Let’s look at the three assumptions that underlie the darknet argument [quoting Fred]:

  1. Any widely distributed object will be available to some fraction of users in a form that permits copying.
  2. Users will copy objects if it is possible and interesting to do so.
  3. Users are connected by high-bandwidth channels.

When the DMCA passed in 1998, #1 was obviously true, and #3 was about to become true. #2 was the least certain; but if #2 turned out to be false then no DMCA-like law would be necessary anyway. So why didn’t people see this failure coming in advance?

The answer is that many people did, but Congress ignored them. The failure scenario Fred describes was already conventional wisdom among independent computer security experts by 1998. Within the community, conversations about the DMCA were not about whether it would work – everybody knew it wouldn’t – but about why Washington couldn’t see what seemed obvious to us.

When the Darknet paper was published in 2001, people in the community cheered. Not because the paper had much to say to the security community – the paper’s main argument had long been conventional wisdom – but because the paper made the argument in a clear and accessible way, and because, most of all, the authors worked for a big IT company.

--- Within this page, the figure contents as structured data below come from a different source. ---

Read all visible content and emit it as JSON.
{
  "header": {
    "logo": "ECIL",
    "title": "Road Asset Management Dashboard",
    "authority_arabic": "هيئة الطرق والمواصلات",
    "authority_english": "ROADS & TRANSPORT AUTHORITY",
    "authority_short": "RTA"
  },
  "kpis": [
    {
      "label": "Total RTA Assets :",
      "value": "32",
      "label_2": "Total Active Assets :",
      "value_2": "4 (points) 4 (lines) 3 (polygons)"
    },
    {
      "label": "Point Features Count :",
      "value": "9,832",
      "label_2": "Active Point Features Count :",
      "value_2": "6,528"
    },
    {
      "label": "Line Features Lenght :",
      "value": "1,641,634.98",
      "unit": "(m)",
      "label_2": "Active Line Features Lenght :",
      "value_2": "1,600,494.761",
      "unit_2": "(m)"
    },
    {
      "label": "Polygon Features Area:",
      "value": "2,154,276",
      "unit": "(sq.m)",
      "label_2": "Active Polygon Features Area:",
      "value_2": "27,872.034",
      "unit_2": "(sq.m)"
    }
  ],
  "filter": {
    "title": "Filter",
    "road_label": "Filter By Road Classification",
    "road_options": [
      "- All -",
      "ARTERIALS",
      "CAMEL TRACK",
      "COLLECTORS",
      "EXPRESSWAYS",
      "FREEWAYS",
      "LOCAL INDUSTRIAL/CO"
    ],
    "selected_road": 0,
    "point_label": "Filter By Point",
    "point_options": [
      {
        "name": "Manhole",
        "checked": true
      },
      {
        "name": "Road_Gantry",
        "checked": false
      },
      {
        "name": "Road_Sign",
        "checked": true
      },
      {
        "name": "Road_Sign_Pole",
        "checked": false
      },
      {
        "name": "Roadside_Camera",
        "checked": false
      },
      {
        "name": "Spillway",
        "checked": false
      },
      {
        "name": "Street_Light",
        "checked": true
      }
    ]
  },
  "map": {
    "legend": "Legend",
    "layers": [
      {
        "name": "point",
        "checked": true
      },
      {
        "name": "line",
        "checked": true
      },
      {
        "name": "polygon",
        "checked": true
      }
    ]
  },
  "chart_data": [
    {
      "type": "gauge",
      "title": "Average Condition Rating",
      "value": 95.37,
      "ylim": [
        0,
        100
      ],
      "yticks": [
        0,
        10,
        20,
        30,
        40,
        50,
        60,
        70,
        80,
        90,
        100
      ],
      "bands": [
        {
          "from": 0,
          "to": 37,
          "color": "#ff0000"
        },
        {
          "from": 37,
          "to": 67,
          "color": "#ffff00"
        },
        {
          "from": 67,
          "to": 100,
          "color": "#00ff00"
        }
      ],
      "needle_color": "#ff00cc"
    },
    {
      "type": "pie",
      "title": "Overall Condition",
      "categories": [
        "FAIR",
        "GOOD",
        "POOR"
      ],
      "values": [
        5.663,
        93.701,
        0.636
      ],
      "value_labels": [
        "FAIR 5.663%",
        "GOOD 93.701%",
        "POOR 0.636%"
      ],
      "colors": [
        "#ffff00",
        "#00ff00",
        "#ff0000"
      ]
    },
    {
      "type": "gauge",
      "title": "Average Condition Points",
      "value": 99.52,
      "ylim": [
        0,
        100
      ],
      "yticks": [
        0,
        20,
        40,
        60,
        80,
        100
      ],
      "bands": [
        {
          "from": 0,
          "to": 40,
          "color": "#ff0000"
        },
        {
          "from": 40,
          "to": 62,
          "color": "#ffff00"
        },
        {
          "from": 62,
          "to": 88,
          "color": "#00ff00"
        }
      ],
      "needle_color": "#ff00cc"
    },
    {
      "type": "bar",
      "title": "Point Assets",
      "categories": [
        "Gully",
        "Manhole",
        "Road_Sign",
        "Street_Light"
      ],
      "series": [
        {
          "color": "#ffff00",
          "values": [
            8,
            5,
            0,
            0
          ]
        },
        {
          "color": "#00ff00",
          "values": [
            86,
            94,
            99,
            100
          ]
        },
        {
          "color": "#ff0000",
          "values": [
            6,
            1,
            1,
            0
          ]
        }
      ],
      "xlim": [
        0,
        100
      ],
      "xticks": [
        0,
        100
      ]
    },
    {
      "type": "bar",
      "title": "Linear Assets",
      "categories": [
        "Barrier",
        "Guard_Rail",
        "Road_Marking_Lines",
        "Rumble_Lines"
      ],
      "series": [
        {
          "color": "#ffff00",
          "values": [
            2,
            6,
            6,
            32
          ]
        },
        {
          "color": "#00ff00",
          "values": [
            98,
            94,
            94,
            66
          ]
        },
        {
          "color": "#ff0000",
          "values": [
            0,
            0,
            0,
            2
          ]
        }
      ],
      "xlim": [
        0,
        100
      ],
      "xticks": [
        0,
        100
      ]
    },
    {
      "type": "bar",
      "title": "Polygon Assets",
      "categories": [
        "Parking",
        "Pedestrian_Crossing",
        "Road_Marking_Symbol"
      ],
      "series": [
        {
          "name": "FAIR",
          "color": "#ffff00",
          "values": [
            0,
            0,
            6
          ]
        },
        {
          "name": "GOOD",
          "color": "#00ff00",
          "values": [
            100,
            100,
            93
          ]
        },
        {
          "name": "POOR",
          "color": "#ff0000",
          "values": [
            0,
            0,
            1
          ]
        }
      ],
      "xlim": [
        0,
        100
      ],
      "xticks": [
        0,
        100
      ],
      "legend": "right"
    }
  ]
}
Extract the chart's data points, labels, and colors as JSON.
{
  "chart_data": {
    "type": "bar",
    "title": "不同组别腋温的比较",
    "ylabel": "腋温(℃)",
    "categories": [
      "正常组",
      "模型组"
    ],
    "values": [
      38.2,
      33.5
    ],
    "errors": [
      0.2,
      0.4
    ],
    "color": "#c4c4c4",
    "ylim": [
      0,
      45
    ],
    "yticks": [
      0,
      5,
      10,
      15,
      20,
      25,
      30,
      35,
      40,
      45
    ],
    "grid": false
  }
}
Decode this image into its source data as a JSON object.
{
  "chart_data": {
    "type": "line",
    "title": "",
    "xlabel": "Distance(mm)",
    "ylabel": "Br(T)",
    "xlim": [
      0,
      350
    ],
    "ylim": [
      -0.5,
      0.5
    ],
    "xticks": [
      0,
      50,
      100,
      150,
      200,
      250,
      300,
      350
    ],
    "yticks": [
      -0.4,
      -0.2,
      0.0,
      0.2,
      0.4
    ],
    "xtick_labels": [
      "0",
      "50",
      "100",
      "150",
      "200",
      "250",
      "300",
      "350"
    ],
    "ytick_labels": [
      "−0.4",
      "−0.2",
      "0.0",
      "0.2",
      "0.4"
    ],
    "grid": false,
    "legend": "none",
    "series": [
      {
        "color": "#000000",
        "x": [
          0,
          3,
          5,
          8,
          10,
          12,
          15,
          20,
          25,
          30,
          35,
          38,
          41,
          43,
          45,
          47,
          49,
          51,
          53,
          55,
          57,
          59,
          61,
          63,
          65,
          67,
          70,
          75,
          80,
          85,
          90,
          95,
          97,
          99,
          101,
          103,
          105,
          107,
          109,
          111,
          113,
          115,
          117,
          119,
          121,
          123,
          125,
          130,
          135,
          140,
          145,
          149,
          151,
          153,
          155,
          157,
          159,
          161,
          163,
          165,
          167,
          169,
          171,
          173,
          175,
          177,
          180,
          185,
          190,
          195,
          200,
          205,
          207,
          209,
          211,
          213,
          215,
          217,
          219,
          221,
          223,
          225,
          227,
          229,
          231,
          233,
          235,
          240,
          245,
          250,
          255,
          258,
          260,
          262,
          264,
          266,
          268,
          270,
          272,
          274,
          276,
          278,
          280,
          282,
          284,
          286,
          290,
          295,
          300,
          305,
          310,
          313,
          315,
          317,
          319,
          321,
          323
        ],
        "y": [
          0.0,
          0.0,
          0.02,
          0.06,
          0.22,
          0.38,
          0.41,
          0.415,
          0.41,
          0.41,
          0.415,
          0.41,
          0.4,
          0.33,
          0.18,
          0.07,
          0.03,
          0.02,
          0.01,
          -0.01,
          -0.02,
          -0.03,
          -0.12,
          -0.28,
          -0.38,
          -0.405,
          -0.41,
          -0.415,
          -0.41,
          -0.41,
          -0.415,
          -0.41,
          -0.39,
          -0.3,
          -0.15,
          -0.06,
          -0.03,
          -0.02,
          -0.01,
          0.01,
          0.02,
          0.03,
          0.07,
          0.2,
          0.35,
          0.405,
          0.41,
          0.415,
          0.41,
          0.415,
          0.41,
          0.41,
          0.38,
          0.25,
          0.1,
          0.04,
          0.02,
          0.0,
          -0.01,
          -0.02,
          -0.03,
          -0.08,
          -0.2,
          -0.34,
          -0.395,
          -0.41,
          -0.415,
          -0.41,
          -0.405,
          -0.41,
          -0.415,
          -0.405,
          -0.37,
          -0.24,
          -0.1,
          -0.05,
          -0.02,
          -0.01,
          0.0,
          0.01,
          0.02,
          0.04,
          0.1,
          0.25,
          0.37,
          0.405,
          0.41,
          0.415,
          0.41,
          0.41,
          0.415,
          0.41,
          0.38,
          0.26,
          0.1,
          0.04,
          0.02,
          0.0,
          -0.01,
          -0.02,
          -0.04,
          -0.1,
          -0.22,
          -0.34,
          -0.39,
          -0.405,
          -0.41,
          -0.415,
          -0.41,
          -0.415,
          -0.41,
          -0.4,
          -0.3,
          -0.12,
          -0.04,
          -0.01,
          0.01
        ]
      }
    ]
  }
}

For quite a while, employees of big IT companies had privately denigrated DRM and the DMCA, but had been unwilling to say so in public. Put a microphone in front of them and they would dodge questions, change the subject, or say what their employer’s official policy was. But catch them in the hotel bar afterward and they would tell a different story. Everybody knew that dissenting from the corporate line was a bad career move; and nobody wanted to be the first to do it.

And so the Darknet paper caused quite a stir outside the security community, catalyzing a valuable conversation, to which Fred’s paper is a valuable contribution. It’s an interesting intellectual exercise to weigh the consequences of the DMCA in an alternate universe where it actually prevents online infringement; but if we restrict ourselves to the facts on the ground, Fred has a very strong argument.

The DMCA has failed to prevent online infringement; and that failure should have been predictable. To me, the most interesting question is how our policymakers can avoid making this kind of mistake again.